George Robert S, Milton Richard, Chaudhuri Nilanjan, Kefaloyannis Emmanuel, Papagiannopoulos Kostas
Department of Thoracic Surgery, St. James's University Hospital, Leeds Teaching Hospitals, United Kingdom.
Department of Thoracic Surgery, St. James's University Hospital, Leeds Teaching Hospitals, United Kingdom.
Ann Thorac Surg. 2017 Jan;103(1):241-245. doi: 10.1016/j.athoracsur.2016.06.075. Epub 2016 Sep 19.
Thoracic outlet syndrome (TOS) causes neurologic symptoms in 95% of cases and vascular symptoms in 5% of cases. Surgical resection is curative. Endoscopic-assisted transaxillary first rib resection has been previously reported. In this study we report a totally endoscopic video-assisted thoracoscopic surgery (VATS) approach using tailored endoscopic instruments.
Ten patients (8 women; average age, 32.3 ± 5.6 years) with TOS underwent VATS first rib resection following failure of symptom improvement with physiotherapy. Symptoms were: unilateral neurogenic (n = = 7), bilateral neurogenic (n = = 2), and bilateral arterial compression (n = = 1). Three standard VATS ports were utilized. The parietal pleura and periosteum overlying the first rib were stripped avoiding injury to the neurovascular bundle. The rib was transected with an endoscopic rib cutter and resected completely in a piecemeal fashion using endoscopic bone nibblers. All periosteal remnants were trimmed releasing the neurovascular bundle completely.
Patients were discharged within 72 hours following surgery. One patient had the contralateral side treated 18 months later and another patient is awaiting the second surgery. At follow-up, 9 patients had complete resolution of their main symptoms. One patient with neurogenic TOS developed mild functional and sensational loss of the non-dominant hand that improved within 8 months with physiotherapy.
VATS first rib resection for TOS provides, unlike the classic approaches, a superior, magnified, and well-illuminated view of the thoracic inlet. It allows good posterior trimming of the first rib, release of brachial plexus, and an aesthetically pleasing result, especially in female patients.
胸廓出口综合征(TOS)在95%的病例中导致神经症状,在5%的病例中导致血管症状。手术切除可治愈。此前已有内镜辅助经腋窝第一肋切除术的报道。在本研究中,我们报告了一种使用定制内镜器械的完全内镜视频辅助胸腔镜手术(VATS)方法。

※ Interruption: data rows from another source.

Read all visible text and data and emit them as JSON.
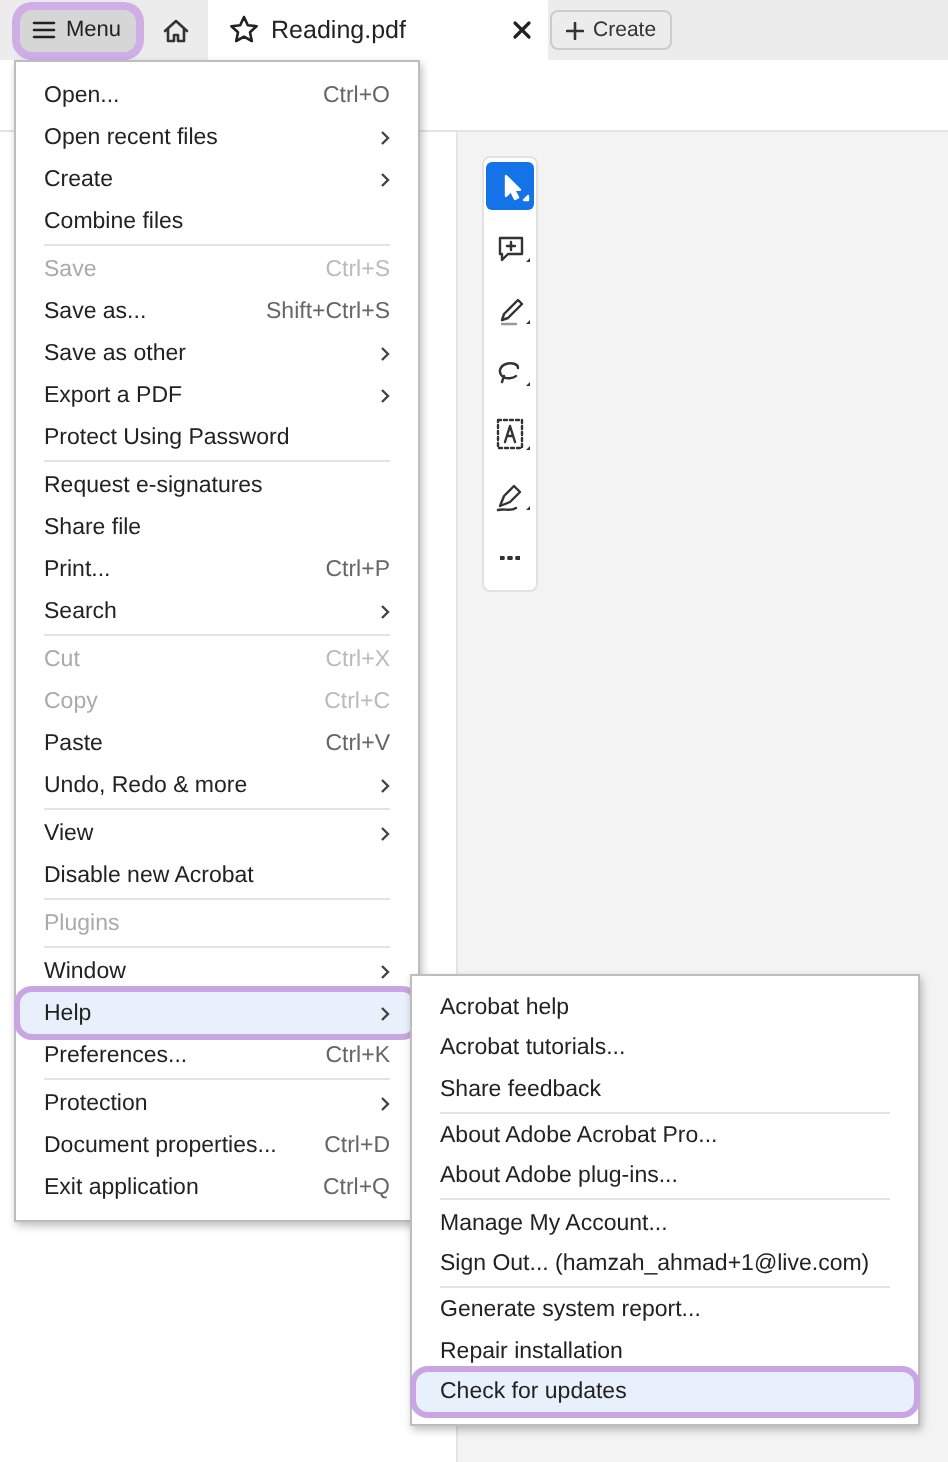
{
  "tab_bar": {
    "menu_button": {
      "label": "Menu",
      "annotated": true
    },
    "document_tab": {
      "title": "Reading.pdf",
      "selected": true
    },
    "create_button": {
      "label": "Create"
    }
  },
  "tools": [
    {
      "kind": "select",
      "selected": true
    },
    {
      "kind": "comment",
      "selected": false
    },
    {
      "kind": "draw",
      "selected": false
    },
    {
      "kind": "lasso",
      "selected": false
    },
    {
      "kind": "text",
      "selected": false
    },
    {
      "kind": "sign",
      "selected": false
    },
    {
      "kind": "more",
      "selected": false
    }
  ],
  "main_menu": {
    "groups": [
      [
        {
          "label": "Open...",
          "shortcut": "Ctrl+O",
          "submenu": false,
          "disabled": false,
          "selected": false,
          "annotated": false
        },
        {
          "label": "Open recent files",
          "submenu": true,
          "disabled": false,
          "selected": false,
          "annotated": false
        },
        {
          "label": "Create",
          "submenu": true,
          "disabled": false,
          "selected": false,
          "annotated": false
        },
        {
          "label": "Combine files",
          "submenu": false,
          "disabled": false,
          "selected": false,
          "annotated": false
        }
      ],
      [
        {
          "label": "Save",
          "shortcut": "Ctrl+S",
          "submenu": false,
          "disabled": true,
          "selected": false,
          "annotated": false
        },
        {
          "label": "Save as...",
          "shortcut": "Shift+Ctrl+S",
          "submenu": false,
          "disabled": false,
          "selected": false,
          "annotated": false
        },
        {
          "label": "Save as other",
          "submenu": true,
          "disabled": false,
          "selected": false,
          "annotated": false
        },
        {
          "label": "Export a PDF",
          "submenu": true,
          "disabled": false,
          "selected": false,
          "annotated": false
        },
        {
          "label": "Protect Using Password",
          "submenu": false,
          "disabled": false,
          "selected": false,
          "annotated": false
        }
      ],
      [
        {
          "label": "Request e-signatures",
          "submenu": false,
          "disabled": false,
          "selected": false,
          "annotated": false
        },
        {
          "label": "Share file",
          "submenu": false,
          "disabled": false,
          "selected": false,
          "annotated": false
        },
        {
          "label": "Print...",
          "shortcut": "Ctrl+P",
          "submenu": false,
          "disabled": false,
          "selected": false,
          "annotated": false
        },
        {
          "label": "Search",
          "submenu": true,
          "disabled": false,
          "selected": false,
          "annotated": false
        }
      ],
      [
        {
          "label": "Cut",
          "shortcut": "Ctrl+X",
          "submenu": false,
          "disabled": true,
          "selected": false,
          "annotated": false
        },
        {
          "label": "Copy",
          "shortcut": "Ctrl+C",
          "submenu": false,
          "disabled": true,
          "selected": false,
          "annotated": false
        },
        {
          "label": "Paste",
          "shortcut": "Ctrl+V",
          "submenu": false,
          "disabled": false,
          "selected": false,
          "annotated": false
        },
        {
          "label": "Undo, Redo & more",
          "submenu": true,
          "disabled": false,
          "selected": false,
          "annotated": false
        }
      ],
      [
        {
          "label": "View",
          "submenu": true,
          "disabled": false,
          "selected": false,
          "annotated": false
        },
        {
          "label": "Disable new Acrobat",
          "submenu": false,
          "disabled": false,
          "selected": false,
          "annotated": false
        }
      ],
      [
        {
          "label": "Plugins",
          "submenu": false,
          "disabled": true,
          "selected": false,
          "annotated": false
        }
      ],
      [
        {
          "label": "Window",
          "submenu": true,
          "disabled": false,
          "selected": false,
          "annotated": false
        },
        {
          "label": "Help",
          "submenu": true,
          "disabled": false,
          "selected": true,
          "annotated": true
        },
        {
          "label": "Preferences...",
          "shortcut": "Ctrl+K",
          "submenu": false,
          "disabled": false,
          "selected": false,
          "annotated": false
        }
      ],
      [
        {
          "label": "Protection",
          "submenu": true,
          "disabled": false,
          "selected": false,
          "annotated": false
        },
        {
          "label": "Document properties...",
          "shortcut": "Ctrl+D",
          "submenu": false,
          "disabled": false,
          "selected": false,
          "annotated": false
        },
        {
          "label": "Exit application",
          "shortcut": "Ctrl+Q",
          "submenu": false,
          "disabled": false,
          "selected": false,
          "annotated": false
        }
      ]
    ]
  },
  "help_submenu": {
    "groups": [
      [
        {
          "label": "Acrobat help",
          "submenu": false,
          "disabled": false,
          "selected": false,
          "annotated": false
        },
        {
          "label": "Acrobat tutorials...",
          "submenu": false,
          "disabled": false,
          "selected": false,
          "annotated": false
        },
        {
          "label": "Share feedback",
          "submenu": false,
          "disabled": false,
          "selected": false,
          "annotated": false
        }
      ],
      [
        {
          "label": "About Adobe Acrobat Pro...",
          "submenu": false,
          "disabled": false,
          "selected": false,
          "annotated": false
        },
        {
          "label": "About Adobe plug-ins...",
          "submenu": false,
          "disabled": false,
          "selected": false,
          "annotated": false
        }
      ],
      [
        {
          "label": "Manage My Account...",
          "submenu": false,
          "disabled": false,
          "selected": false,
          "annotated": false
        },
        {
          "label": "Sign Out... (hamzah_ahmad+1@live.com)",
          "submenu": false,
          "disabled": false,
          "selected": false,
          "annotated": false
        }
      ],
      [
        {
          "label": "Generate system report...",
          "submenu": false,
          "disabled": false,
          "selected": false,
          "annotated": false
        },
        {
          "label": "Repair installation",
          "submenu": false,
          "disabled": false,
          "selected": false,
          "annotated": false
        },
        {
          "label": "Check for updates",
          "submenu": false,
          "disabled": false,
          "selected": true,
          "annotated": true
        }
      ]
    ]
  }
}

10例TOS患者(8例女性;平均年龄32.3±5.6岁)在物理治疗症状改善失败后接受了VATS第一肋切除术。症状包括:单侧神经源性(n = 7)、双侧神经源性(n = 2)和双侧动脉受压(n = 1)。使用了3个标准的VATS端口。剥离第一肋上方的壁层胸膜和骨膜,避免损伤神经血管束。用内镜肋骨切割器切断肋骨,并用内镜咬骨钳将其逐块完全切除。修剪所有骨膜残余物,完全松解神经血管束。
患者术后72小时内出院。1例患者在18个月后接受了对侧治疗,另1例患者正在等待第二次手术。随访时,9例患者的主要症状完全缓解。1例神经源性TOS患者非优势手出现轻度功能和感觉丧失,经物理治疗8个月内有所改善。
与传统方法不同,VATS第一肋切除术可提供胸廓入口的优越、放大且照明良好的视野。它能很好地对第一肋进行后部修剪,松解臂丛神经,并且美容效果良好,尤其在女性患者中。